A similar onomastic dichotomy is at work on a split island in the Caribbean. Everybody knows Haiti and the Dominican Republic; few know that both countries are co-located on the island of Hispaniola.

[2] That name refers to Otto von Bismarck, who was chancellor of Germany when it colonized the area in 1884. It was taken over by Australia at the outbreak of World War I, which would administer both “Papua” (i.e. southern, British New Guinea) and “New Guinea” (i.e. northern, formerly German New Guinea) until Papua New Guinea’s independence in 1975.

[3] At 141 degrees, 1 minute and 47.9 seconds to be exact. If the border was at 141 degrees, the territorial difference would be almost 200 square miles (loss for Indonesia, gain for Papua New Guinea).

[4] The river was named after a Dutch official, whose own name, fittingly, sounds like it might refer to a German stream (though there doesn’t seem to be a Bensbach in Germany).

[5] Again to be understood in the original, not the modern sense of the word.

[6] Another one is Europe. See this earlier episode of Borderlines.

[7] Confusingly, the term “Australasia” is sometimes used to denote an area that covers Australia, New Zealand, New Guinea and adjacent islands, while other usage is limited to the two former countries (as in “Royal Australasian College of Physicians,” which represents Australian and New Zealand doctors only). It does not, as is sometimes assumed, refer to Australia plus Asia. You could say Melanesia is the broadest definition of Australasia minus its narrowest one.

[8] The United Nations Statistics Division counts Papua New Guinea as part of Oceania; and Indonesia as part of Asia.

[9] Explaining why Brazil speaks Portuguese, not Spanish. And also, obliquely, why the Guyanas speak neither. For more, see this previous episode.

[10] Nutmeg and cloves, mostly. Just imagine a world in which not the illegal trade in uranium, but in spices is a main source of conflict between nations.

[11] Both meridians together (and in fact any meridian and its anti-meridian) are known as an “orthodrome,” or great circle. An orthodrome of a sphere intersects with its center, thus creating a circle with the largest possible circumference.

[12] Via the principle of uti possidetis: if your flag flies from it, it’s yours.

[13] Portuguese for codfish. Instead of nutmeg, add half a cup of red or white wine.

[14] Timor itself means “east” in Malay, so the Indonesian name for the island’s eastern half is Timor Timur, often abbreviated to TimTim.

[15] Papua New Guinea is a biodiversity hotspot, with an estimated 5 percent of the world’s species (on just 1 percent of the world’s land surface). It is also a linguistic hotspot, with over 830 different languages identified.

[16] Indirectly, via the Sultanate of Tidore in the Moluccas.

[17] The Sanskrit roots of both renamed cities respectively mean “City of Victory” and “Total Victory.”

[18] The resettlement of people from densely populated parts of Indonesia, like Java, to other, more sparsely populated parts of the archipelago.
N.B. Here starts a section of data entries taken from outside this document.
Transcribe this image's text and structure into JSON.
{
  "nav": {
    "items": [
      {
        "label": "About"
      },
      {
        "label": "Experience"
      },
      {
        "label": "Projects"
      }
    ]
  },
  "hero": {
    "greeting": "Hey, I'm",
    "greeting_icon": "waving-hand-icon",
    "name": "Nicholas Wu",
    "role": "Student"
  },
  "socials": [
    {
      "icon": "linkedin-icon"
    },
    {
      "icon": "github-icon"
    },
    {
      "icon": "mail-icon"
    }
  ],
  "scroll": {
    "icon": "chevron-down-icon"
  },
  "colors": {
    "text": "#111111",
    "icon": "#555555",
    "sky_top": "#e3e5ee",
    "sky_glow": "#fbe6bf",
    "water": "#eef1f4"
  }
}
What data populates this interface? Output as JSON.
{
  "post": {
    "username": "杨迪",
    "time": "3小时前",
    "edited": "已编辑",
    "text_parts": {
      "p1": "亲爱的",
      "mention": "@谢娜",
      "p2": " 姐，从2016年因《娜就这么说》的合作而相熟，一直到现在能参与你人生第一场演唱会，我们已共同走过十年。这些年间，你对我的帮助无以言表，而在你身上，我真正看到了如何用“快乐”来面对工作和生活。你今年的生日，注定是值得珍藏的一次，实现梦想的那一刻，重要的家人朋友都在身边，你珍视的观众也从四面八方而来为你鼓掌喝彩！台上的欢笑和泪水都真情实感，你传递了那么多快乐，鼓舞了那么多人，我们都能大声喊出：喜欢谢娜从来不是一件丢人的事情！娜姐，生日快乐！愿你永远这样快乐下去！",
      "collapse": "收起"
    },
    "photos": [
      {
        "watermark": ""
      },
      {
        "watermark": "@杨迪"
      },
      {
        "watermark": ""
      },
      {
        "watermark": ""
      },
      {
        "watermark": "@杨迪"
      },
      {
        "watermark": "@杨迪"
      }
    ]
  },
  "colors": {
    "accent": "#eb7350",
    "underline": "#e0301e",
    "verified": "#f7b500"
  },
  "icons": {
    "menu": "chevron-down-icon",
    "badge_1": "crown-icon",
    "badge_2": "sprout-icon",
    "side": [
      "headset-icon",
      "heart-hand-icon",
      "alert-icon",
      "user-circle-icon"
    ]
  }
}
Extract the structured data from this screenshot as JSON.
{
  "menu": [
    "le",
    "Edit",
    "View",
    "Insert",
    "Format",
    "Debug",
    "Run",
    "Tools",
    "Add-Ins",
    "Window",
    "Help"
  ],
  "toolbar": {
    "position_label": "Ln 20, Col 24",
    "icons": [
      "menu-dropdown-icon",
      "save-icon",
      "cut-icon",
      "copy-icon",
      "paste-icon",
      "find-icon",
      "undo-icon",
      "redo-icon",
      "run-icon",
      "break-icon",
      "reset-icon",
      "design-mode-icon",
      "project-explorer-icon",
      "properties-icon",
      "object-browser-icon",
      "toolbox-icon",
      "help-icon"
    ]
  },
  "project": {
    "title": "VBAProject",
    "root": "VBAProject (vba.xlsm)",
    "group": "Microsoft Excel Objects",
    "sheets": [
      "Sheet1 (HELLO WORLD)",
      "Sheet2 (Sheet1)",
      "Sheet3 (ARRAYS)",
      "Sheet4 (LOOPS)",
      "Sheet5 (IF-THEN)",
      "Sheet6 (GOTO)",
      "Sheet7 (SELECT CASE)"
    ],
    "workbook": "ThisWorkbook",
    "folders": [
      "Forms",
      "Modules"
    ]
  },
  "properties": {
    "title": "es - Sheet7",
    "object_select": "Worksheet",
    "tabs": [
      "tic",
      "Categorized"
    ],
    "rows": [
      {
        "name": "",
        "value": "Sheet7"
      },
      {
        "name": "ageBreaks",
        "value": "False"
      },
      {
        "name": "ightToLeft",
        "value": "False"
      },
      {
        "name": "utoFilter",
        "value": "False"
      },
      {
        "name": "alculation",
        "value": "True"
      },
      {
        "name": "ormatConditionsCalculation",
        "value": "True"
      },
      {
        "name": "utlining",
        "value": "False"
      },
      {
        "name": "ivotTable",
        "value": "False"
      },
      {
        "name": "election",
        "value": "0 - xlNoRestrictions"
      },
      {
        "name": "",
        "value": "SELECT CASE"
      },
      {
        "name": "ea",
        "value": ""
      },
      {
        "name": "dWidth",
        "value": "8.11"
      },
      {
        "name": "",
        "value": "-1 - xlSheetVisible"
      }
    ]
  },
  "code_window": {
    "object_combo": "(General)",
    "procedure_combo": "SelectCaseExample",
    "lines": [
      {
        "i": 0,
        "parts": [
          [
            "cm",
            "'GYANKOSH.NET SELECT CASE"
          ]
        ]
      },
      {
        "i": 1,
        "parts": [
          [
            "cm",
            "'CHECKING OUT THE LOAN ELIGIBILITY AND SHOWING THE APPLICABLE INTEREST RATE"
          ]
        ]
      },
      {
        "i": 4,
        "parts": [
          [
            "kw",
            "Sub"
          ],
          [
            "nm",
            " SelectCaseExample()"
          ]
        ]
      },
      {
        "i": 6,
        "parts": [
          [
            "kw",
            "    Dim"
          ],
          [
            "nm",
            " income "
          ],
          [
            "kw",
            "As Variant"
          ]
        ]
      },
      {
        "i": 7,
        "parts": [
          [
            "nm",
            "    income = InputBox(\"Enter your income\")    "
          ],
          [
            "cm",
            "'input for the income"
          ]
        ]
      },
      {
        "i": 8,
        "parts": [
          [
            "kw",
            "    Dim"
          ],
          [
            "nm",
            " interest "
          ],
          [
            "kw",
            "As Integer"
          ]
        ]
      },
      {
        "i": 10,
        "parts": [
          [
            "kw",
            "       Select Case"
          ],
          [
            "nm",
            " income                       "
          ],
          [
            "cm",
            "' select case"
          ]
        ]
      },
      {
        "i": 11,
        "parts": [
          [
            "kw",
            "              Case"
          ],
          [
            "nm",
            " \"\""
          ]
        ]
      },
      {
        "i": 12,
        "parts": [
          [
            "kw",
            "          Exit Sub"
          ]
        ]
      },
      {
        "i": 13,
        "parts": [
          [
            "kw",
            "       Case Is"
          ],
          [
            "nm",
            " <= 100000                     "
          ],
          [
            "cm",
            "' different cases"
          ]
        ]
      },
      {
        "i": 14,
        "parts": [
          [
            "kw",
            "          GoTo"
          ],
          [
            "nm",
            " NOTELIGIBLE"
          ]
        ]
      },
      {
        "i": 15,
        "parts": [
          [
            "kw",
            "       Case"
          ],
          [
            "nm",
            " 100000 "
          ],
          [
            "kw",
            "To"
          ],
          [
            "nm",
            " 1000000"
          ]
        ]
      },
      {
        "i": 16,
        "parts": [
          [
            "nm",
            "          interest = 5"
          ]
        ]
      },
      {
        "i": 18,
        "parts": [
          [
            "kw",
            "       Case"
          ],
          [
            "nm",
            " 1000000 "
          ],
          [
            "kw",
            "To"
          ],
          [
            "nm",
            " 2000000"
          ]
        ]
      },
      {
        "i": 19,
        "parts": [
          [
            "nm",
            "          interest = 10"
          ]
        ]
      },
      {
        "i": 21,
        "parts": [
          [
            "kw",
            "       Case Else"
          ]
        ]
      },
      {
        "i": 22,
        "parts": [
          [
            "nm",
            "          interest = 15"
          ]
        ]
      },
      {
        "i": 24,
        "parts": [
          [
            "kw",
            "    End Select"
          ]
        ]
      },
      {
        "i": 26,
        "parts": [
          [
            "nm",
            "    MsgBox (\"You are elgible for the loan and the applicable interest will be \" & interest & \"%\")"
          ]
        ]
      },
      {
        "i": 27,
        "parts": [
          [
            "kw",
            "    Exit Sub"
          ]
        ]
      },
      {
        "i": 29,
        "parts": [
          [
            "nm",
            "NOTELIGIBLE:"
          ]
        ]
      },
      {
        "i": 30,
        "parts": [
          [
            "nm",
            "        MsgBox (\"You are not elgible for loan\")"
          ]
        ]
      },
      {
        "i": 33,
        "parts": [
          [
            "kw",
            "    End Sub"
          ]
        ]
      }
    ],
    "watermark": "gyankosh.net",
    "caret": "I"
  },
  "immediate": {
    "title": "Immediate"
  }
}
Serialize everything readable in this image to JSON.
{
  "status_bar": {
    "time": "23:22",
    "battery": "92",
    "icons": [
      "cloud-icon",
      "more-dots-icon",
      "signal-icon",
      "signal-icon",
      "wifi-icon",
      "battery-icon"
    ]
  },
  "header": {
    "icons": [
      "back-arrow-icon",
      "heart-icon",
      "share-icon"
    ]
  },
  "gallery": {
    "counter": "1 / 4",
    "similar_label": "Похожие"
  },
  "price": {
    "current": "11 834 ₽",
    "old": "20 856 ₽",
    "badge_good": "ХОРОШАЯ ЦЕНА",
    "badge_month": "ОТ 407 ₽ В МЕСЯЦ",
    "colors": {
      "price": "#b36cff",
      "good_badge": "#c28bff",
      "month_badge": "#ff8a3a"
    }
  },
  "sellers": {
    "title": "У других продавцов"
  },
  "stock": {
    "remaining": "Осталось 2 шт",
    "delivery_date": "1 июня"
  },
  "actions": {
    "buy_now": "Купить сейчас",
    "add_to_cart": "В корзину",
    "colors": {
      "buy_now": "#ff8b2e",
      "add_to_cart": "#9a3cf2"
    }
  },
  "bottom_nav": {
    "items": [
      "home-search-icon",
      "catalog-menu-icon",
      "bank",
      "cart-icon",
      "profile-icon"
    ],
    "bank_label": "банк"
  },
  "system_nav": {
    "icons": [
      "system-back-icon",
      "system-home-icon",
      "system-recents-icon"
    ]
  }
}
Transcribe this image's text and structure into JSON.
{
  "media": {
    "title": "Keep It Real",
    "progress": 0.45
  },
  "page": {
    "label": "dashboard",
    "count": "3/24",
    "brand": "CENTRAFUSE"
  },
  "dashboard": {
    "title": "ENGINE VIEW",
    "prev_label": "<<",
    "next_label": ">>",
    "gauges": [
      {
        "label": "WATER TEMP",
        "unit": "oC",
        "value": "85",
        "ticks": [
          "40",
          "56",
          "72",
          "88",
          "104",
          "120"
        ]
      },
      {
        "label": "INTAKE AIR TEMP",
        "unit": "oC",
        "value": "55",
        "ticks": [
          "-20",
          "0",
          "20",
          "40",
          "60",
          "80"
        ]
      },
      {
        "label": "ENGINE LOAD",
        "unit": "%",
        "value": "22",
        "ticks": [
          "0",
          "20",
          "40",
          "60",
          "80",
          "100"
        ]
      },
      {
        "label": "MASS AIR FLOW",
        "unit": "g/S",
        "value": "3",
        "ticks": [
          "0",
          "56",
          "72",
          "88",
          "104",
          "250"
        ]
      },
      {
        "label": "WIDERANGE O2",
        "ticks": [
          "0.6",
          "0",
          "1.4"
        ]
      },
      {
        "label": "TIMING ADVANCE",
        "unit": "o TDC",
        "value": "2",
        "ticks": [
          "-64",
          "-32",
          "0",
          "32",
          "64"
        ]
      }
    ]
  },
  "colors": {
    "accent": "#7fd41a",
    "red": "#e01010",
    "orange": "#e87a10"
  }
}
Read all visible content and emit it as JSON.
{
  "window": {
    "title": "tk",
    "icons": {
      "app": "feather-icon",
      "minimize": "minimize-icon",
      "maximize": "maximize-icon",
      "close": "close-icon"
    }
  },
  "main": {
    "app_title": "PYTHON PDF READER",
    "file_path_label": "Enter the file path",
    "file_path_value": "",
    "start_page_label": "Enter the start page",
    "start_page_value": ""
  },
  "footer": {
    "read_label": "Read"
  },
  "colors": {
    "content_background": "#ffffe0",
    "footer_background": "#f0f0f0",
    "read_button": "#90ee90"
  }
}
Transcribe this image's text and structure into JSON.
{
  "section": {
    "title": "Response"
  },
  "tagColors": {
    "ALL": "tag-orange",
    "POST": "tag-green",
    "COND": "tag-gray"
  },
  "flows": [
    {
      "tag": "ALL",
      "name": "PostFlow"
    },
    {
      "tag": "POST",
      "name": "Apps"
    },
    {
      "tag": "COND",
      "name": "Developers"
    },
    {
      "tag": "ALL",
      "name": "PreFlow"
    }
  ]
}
It invites comparison with similar policies in China. Its resettlement of majority Han Chinese in Tibet and Xinjiang can also be seen as a long-term strategy against separatism.

[19] The term “West Papua” describes both the entire Indonesian half of the island, and the recent province of West Papua, created in 2002 and consisting mainly of the Bird’s Head Peninsula in the island’s far west. The term “Papua” is sometimes used to describe the entire island, but it is also the name of the Indonesian province between West Papua and the border with Papua New Guinea. Things were less confusing before 2007, when Indonesia preferred the use of Irian Jaya (“Glorious Irian”) over Papua.

This post has been revised to reflect the following correction:

Correction: March 14, 2012
An earlier version of this article incorrectly referred to the 141st meridian as a parallel.